Norse Mythology by Neil Gaiman
★★★★☆
With Marvel reinventing Norse gods like Thor and Loki for the screen, it seems appropriate that someone should come along to breathe new life into the stories of these and the other Scandinavian deities, and who better to do so than Neil Gaiman? Anyone with a passing acquaintance with Gaiman’s Sandman comic book series or his novel American Gods knows that the author has long been fascinated with the gods of Asgard, and I can imagine no one better suited to putting new meat on those old bones. In Gaiman’s able hands, Norse Mythology is an entertaining introduction to the pantheon and a cohesive selection of stories well-told.
Before delving into the origins of the gods of Asgard, Gaiman draws us in, setting upon the stage the three characters with whom we are most well-acquainted:
Odin
The all-father, who created the world and who hung from Yggdrasil, the world-tree, nine nights until the runes were revealed to him and he understood magic.
Thor
The thunderer – good-natured and powerful, wielding Mjollnir, the hammer forged for him by dwarves, with which he defends Asgard.
Loki
A frost giant and Odin’s blood-brother. Shrewd, likable even, Loki is utterly untrustworthy – a shape-shifter who can fly across the sky.
It is Loki, the frost giant – not Thor or Odin – who is at the center of the myths in Gaiman’s Norse Mythology, and not in a good way. As Gaiman tells us, “Loki and his children will be there for Ragnarok, the end of everything, and it will not be on the side of the gods of Asgard that they will fight.”
After reacquainting ourselves with Odin, Thor, and Loki, we dive into the origins of the Norse universe. In the beginning was nothing (as is often the case) – only Surtr, a warrior who stands with a flaming sword. We meet Surtr again at the book’s end, when he burns all existence with that sword. Nasty fellow.
We also meet Ymir – genderless, larger than worlds, and the ancestor of all giants – as well as an enormous, hornless cow whose milk Ymir drinks for nourishment. The cow, with its gigantic pink tongue, licks a block of ice into a human shape that becomes Buri, ancestor of the gods. Ymir meanwhile births two giants from which all the other giants are descended. Pretty weird, but still efficient as far as origin stories go. As it happens, Buri is Odin’s grandfather. Odin and his brothers end up killing Ymir and, from its body, creating the world, a flat disk encircled by the sea, at the edges of which live giants. Our world is called Midgard, Middle Earth. You may have heard of it somewhere.
The tales herein are fantastic and we learn of many gods and goddesses of Asgard – Heimdall, watchman of the gods; lovely Sif, Thor’s wife whose hair Loki steals; Frey, who controls the weather and falls madly for a giantess; Idunn, whose apples of immortality Loki steals. Are you sensing a pattern here?
Lovers of mythology will enjoy this short (250 pages) collection of tales, but so will those with a fondness for Gaiman’s wit, as it is present throughout Norse Mythology.
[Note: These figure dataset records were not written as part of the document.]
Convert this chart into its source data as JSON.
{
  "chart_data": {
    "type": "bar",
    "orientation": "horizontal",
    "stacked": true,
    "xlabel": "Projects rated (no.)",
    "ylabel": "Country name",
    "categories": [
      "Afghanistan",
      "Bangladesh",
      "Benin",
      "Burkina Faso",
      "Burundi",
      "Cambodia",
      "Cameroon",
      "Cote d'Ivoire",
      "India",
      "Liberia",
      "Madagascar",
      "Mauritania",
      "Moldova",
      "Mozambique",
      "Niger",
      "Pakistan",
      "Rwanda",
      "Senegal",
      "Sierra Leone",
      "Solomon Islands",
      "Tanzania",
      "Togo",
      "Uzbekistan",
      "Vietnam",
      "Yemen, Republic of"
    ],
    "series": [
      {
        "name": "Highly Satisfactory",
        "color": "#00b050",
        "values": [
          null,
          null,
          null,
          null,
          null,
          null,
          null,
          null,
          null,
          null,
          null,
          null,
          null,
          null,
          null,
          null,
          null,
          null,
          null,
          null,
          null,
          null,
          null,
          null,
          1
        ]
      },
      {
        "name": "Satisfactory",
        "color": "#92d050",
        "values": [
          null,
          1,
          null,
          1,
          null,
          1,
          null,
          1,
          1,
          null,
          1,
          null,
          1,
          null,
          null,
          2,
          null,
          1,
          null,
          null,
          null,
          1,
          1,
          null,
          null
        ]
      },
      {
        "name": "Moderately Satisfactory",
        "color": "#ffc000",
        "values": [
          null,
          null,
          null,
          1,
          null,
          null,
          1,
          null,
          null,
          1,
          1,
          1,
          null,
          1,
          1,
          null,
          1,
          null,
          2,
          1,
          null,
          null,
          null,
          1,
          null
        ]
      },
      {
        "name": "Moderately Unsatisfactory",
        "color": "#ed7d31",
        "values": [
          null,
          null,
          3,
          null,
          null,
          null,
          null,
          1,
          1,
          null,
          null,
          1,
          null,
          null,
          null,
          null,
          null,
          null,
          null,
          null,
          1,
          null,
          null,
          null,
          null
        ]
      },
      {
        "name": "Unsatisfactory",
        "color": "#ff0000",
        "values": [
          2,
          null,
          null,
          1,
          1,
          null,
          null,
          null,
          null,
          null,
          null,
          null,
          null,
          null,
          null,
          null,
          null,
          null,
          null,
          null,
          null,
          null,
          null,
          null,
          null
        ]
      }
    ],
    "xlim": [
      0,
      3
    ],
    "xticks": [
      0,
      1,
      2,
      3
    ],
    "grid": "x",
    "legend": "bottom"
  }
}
It’s less than subtle sometimes, particularly when Gaiman writes of Thor, who becomes something of a comically brutish and slow-witted character in the author’s hands:
“Lit, one of the dwarfs, walked in front of Thor to get a better view of the pyre, and Thor kicked him irritably into the middle of the flames, which made Thor feel slightly better and made all the dwarfs feel much worse.”
We meet tricky frost giants, light elves of Alfheim, dwarves who bring the gods their greatest treasures, and more. Throughout these tales, Gaiman’s runic wizardry rivals that of Odin himself, and when, at Ragnarok, you’ve reached the world’s end and cyclical rebirth, you just may feel compelled to begin again yourself.